Kayaknya saya yang harus terpaksa mengacungkan jari tangan setengah tenggelam
karena malu.
Tentu saja
kalian pada kenal dengan Agustinus Wibowo, tidak seperti aku yang baru membaca
salah satu tulisannya "Koridor Wakhan: Jalan Terakhir Jalur Sutra"

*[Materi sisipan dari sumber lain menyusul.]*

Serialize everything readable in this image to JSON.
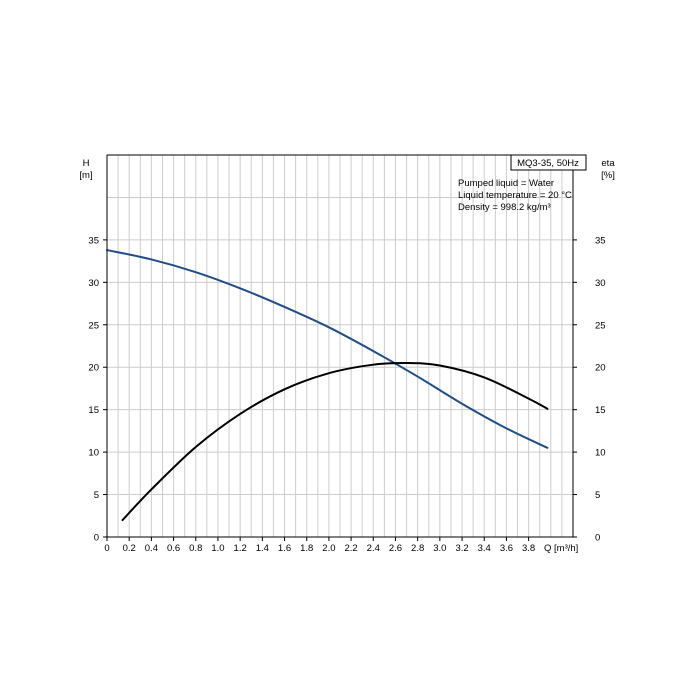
{
  "chart_data": {
    "type": "line",
    "title": "MQ3-35, 50Hz",
    "info": [
      "Pumped liquid = Water",
      "Liquid temperature = 20 °C",
      "Density = 998.2 kg/m³"
    ],
    "xlabel": "Q [m³/h]",
    "ylabel_left": [
      "H",
      "[m]"
    ],
    "ylabel_right": [
      "eta",
      "[%]"
    ],
    "xlim": [
      0,
      4.2
    ],
    "ylim": [
      0,
      45
    ],
    "x_ticks": [
      "0",
      "0.2",
      "0.4",
      "0.6",
      "0.8",
      "1.0",
      "1.2",
      "1.4",
      "1.6",
      "1.8",
      "2.0",
      "2.2",
      "2.4",
      "2.6",
      "2.8",
      "3.0",
      "3.2",
      "3.4",
      "3.6",
      "3.8"
    ],
    "x_tick_values": [
      0,
      0.2,
      0.4,
      0.6,
      0.8,
      1.0,
      1.2,
      1.4,
      1.6,
      1.8,
      2.0,
      2.2,
      2.4,
      2.6,
      2.8,
      3.0,
      3.2,
      3.4,
      3.6,
      3.8
    ],
    "y_ticks": [
      "0",
      "5",
      "10",
      "15",
      "20",
      "25",
      "30",
      "35"
    ],
    "y_tick_values": [
      0,
      5,
      10,
      15,
      20,
      25,
      30,
      35
    ],
    "grid": true,
    "series": [
      {
        "color": "#1f4e8a",
        "x": [
          0,
          0.4,
          0.8,
          1.2,
          1.6,
          2.0,
          2.4,
          2.8,
          3.2,
          3.6,
          3.97
        ],
        "y": [
          33.8,
          32.7,
          31.2,
          29.3,
          27.1,
          24.7,
          21.9,
          18.9,
          15.7,
          12.8,
          10.5
        ]
      },
      {
        "color": "#000000",
        "x": [
          0.14,
          0.4,
          0.8,
          1.2,
          1.6,
          2.0,
          2.4,
          2.7,
          3.0,
          3.4,
          3.8,
          3.97
        ],
        "y": [
          2.0,
          5.6,
          10.6,
          14.5,
          17.4,
          19.3,
          20.3,
          20.5,
          20.2,
          18.8,
          16.3,
          15.1
        ]
      }
    ]
  }
}
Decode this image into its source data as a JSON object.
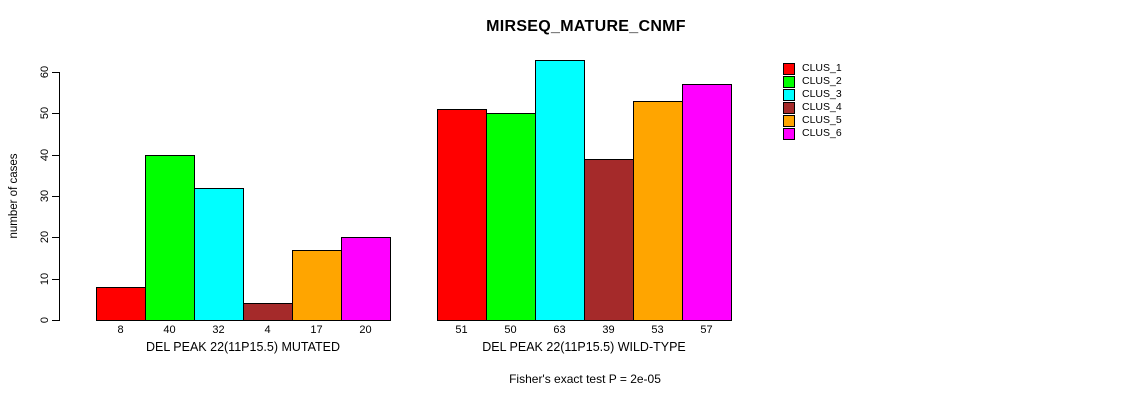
{
  "chart_data": {
    "type": "bar",
    "title": "MIRSEQ_MATURE_CNMF",
    "ylabel": "number of cases",
    "ylim": [
      0,
      60
    ],
    "yticks": [
      0,
      10,
      20,
      30,
      40,
      50,
      60
    ],
    "grid": false,
    "legend_position": "right",
    "series": [
      {
        "name": "CLUS_1",
        "color": "#FF0000"
      },
      {
        "name": "CLUS_2",
        "color": "#00FF00"
      },
      {
        "name": "CLUS_3",
        "color": "#00FFFF"
      },
      {
        "name": "CLUS_4",
        "color": "#A52A2A"
      },
      {
        "name": "CLUS_5",
        "color": "#FFA500"
      },
      {
        "name": "CLUS_6",
        "color": "#FF00FF"
      }
    ],
    "groups": [
      {
        "label": "DEL PEAK 22(11P15.5) MUTATED",
        "values": [
          8,
          40,
          32,
          4,
          17,
          20
        ]
      },
      {
        "label": "DEL PEAK 22(11P15.5) WILD-TYPE",
        "values": [
          51,
          50,
          63,
          39,
          53,
          57
        ]
      }
    ],
    "footnote": "Fisher's exact test P = 2e-05"
  }
}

beberapa minggu yang lalu. Itupun secara tidak sengaja melihat komentar yang
ditinggalkan Gola Gong di halaman status facebook-nya.
Membaca Koridor
Wakhan, serasa ada nuansa lain dalam tulisan sebuah travel writing. Penulis
terjun langsung dan berinteraksi dengan masyarakat sekitar dan mencari sudut
pandang lain yang jarang diperhatikan orang. Tak disangka dan tak diduga
ternyata aku punya kesempatan untuk mengikuti workshop 2 jam yang dilaksanakan
oleh Smesco Indonesia dalam acara Netizen Vaganza 2015. Ibarat pepatah pucuk
dicinta ulam tiba, jodoh tak kan kemana. "Susah mendatangkan Agustinus
Wibowo," kata salah seorang rekan kerja yang tergabung dalam sebuah klub
buku, "sering tidak berada di tempat."
Wow, rupanya
terkenal juga. "Bukunya, Titik Nol dan Selimut Debu laku keras," kata
temanku lagi. Iiih, jadi penasaran.
Travel Writing, Smesco Netizen Vaganza 2015
Mengapa banyak
travel writer yang gagal dalam menarik minat pembaca? "Karena kita gagal
dalam menuliskannya dalam bentuk bigger
picture," jelas pria berperawakan sedang, mata sipit berkacamata yang
terlihat sangat berpengalaman dalam membawakan materi. "Gagal dalam
mengaitkan pengalaman pribadinya dengan pembaca."
Menurut
Agustinus, kebanyakan traveller menuliskan mengenai keindahan, cerita perjalanan
dari berangkat sampai tempat wisata, naik pesawat, dan lainnya. Gaya tulisan
zaman sekarang berbeda dengan dulu, dimana informasi mengenai tempat sangat
mempengaruhi pembaca, seperti tulisan Marcopolo tentang India yang
menginspirasi Columbus untuk mencapai India yang kemudian tanpa sadar mendarat
di Amerika yang disangkanya sebagai India.
"Gaya
penulisan zaman sekarang harus dapat mengajak pembaca seolah merasakan sendiri.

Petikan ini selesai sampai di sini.